Plongée au cœur de l’un des derniers bidonvilles d’Ivry-sur-Seine

Le camp rom de la rue Mirabeau, à Ivry, devrait être évacué avant la trêve hivernale. La ville travaille avec les associations pour reloger ses habitants.

 Ivry-sur-Seine, ce lundi. Au 62, rue Mirabeau, l’un des derniers camps roms d’Ivry.
Ivry-sur-Seine, ce lundi. Au 62, rue Mirabeau, l’un des derniers camps roms d’Ivry. LP/M. Fr.

    La misère se cache bien, rue Mirabeau. Pour la trouver, il faut pousser la porte du numéro 62. Vous tomberez nez à nez avec l'un des derniers bidonvilles rom d'Ivry-sur-Seine. La cinquantaine de personnes qui vit là habitait autrefois dans le camp Truillot, l'un des plus grands bidonvilles du Val-de-Marne évacué en juillet 2015.

    En arrivant ici, les Roms ont garé une dizaine de caravanes délabrées et construits des baraques bancales faites de tôle et de bois. Depuis, chariot à la main, les biffins y font d'incessants allers-retours tandis que les femmes cuisinent et s'occupent des nouveau-nés.

    Ce lundi, à Ivry-sur-Seine. Au 62, rue Mirabeau, l’un des derniers camps roms d’Ivry. LP/M. Fr.
    Ce lundi, à Ivry-sur-Seine. Au 62, rue Mirabeau, l’un des derniers camps roms d’Ivry. LP/M. Fr. LP/M. Fr.

    Tout au fond de ce refuge où l'air est vicié par les eaux sales qui ruissellent au sol, une chapelle rudimentaire a été installée. La messe y est donnée chaque mardi.

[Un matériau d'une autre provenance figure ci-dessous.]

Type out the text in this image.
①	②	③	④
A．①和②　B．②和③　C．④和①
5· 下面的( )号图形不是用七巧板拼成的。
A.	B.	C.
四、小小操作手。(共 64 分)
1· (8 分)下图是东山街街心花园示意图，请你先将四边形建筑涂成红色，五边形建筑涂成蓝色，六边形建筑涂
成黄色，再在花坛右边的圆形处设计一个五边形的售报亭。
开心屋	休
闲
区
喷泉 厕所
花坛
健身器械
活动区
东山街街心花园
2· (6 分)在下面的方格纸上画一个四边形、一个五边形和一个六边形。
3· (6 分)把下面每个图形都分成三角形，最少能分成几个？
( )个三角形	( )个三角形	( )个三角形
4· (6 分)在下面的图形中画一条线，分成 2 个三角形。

    Sur les pavés défoncés, des rats indolents gros comme des chats se chamaillent quotidiennement le bout de gras en poussant des cris stridents. « Ils n'ont plus peur de l'homme », constatent la dizaine d'enfants à vivre ici. Malgré la situation, tous sont bien vêtus et semblent en bonne santé.

    Il y a quelques mois encore, ils étaient indifférents à toute cette noirceur. Aujourd'hui, la donne a changé : ils se tiennent droit devant les baraques, à bonne distance de la horde de rongeurs.

    Assis sur un fauteuil au style Louis XV, Andrei, 56 ans et quelques dents, le visage buriné par la vie à l'air libre, ne cesse de pleurer ses deux accordéons Hohner soprano confisqués par la police. Seules les notes de « La vie en rose » qui s'échappent puissamment de son dernier instrument repoussent les rats le temps d'une chanson. Quand il joue, les plus jeunes se pressent autour de lui.

    Ivry-sur-Seine, ce lundi. Andrei joue La vie en rose sur son accordéon. LP/M. Fr.
    Ivry-sur-Seine, ce lundi. Andrei joue La vie en rose sur son accordéon. LP/M. Fr. LP/M. Fr.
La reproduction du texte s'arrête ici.